L’invincible armada de Chelsea, fortifiée par l’or de son milliardaire russe Roman Abramovitch, se met en branle pour conquérir une Europe qui s’est refusée à elle ces deux dernières saisons, ce soir face à Anderlecht lors de la 1re journée de la Ligue des champions de football.
Deux fois le club londonien s’est retrouvé bloqué au port des demi-finales. En 2004, l’inattendu Monaco s’est placé devant l’étrave du navire alors mené par Claudio Ranieri. L’Italien a payé le prix de cette défaite en étant remplacé par José Mourinho, qui venait de faire du FC Porto le champion d’Europe.
Le Portugais, chez qui l’intelligence se mêle à l’intransigeance, a répondu à une attente initiale de ses dirigeants en amenant cette année à son club son premier titre de champion depuis 50 ans. Mais en Liverpool – futur vainqueur –, un autre obstacle sur la route de l’Europe l’a obligé à rebrousser chemin, toujours en demi-finale.
Les exigences de Roman Abramovitch allant de pair avec sa mise financière, Chelsea se voit en quelque sorte contraint de faire encore mieux en 2006 : au minimum de faire voile jusque vers Paris, où aura lieu la finale de cette édition.
L’oligarque russe a dépensé 56 millions de livres (82 millions d’euros) de plus cet été – pour un total de plus de 300 millions de livres (438 millions d’euros) depuis qu’il a racheté le club en juillet 2003 – pour armer sa flotte avec l’Espagnol Asier Del Horno, le Ghanéen Michael Essien et l’Anglais Shaun Wright-Phillips.
Intouchable
Chargé de conduire un effectif ne comptant que des internationaux, José Mourinho a très vite éteint les semblants de mutinerie.
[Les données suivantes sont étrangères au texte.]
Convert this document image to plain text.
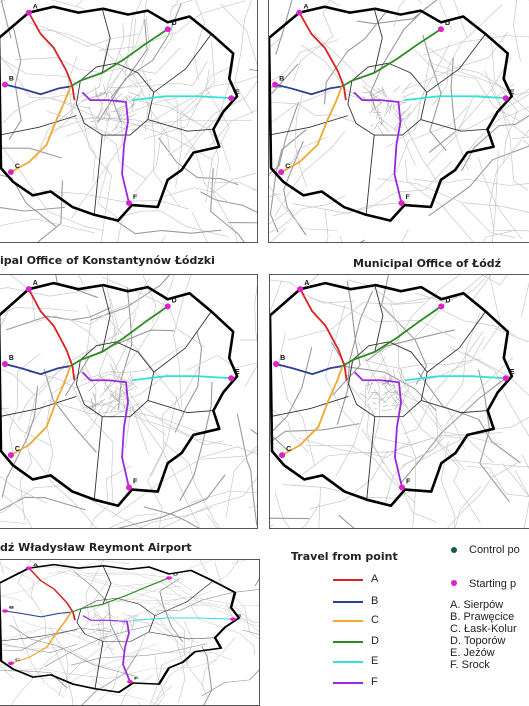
A
B
C
D
E
F
A
B
C
D
E
F
ipal Office of Konstantynów Łódzki	Municipal Office of Łódź
A
B
C
D
E
F
A
B
C
D
E
F
dź Władysław Reymont Airport
A
B
C
D
E
F
Travel from point
A
B
C
D
E
F
Control po
Starting p
A. Sierpów
B. Prawęcice
C. Łask-Kolur
D. Toporów
E. Jeżów
F. Srock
Son compatriote Ricardo Carvalho, honoré du titre de meilleur défenseur de l’année 2004 par l’Union européenne de football (UEFA), s’est étonné de ne pas être titulaire.
Le général lui a élégamment conseillé d’aller effectuer « un test de QI » et l’a mis aux fers pour quelques semaines. Carvalho n’a encore disputé aucun match, mais pourrait se voir pardonné ce soir, profitant de la blessure de Del Horno.
Mourinho n’a, il est vrai, guère de raisons de toucher à un système défensif qui ne connaît jamais la moindre voie d’eau, autour des pivots John Terry et William Gallas, deux des quatre joueurs à avoir disputé tous les matches cette saison (avec Franck Lampard et Del Horno).
La défense des Blues n’a pas encaissé le moindre but cette saison en cinq matches de championnat. Une assurance qui leur permet de terroriser déjà leurs adversaires anglais, alors même qu’ils sont encore loin de provoquer des étincelles offensives.
L’ennui gagne même déjà la Premier League. Le champion en titre n’a pas encore lâché le moindre point et semble déjà intouchable. Mais au-delà, Anderlecht, le Bétis Séville et Liverpool – placé par un sort malin dans le même groupe que sa victime de la saison passée – peuvent s’inquiéter, et avec eux toute l’Europe.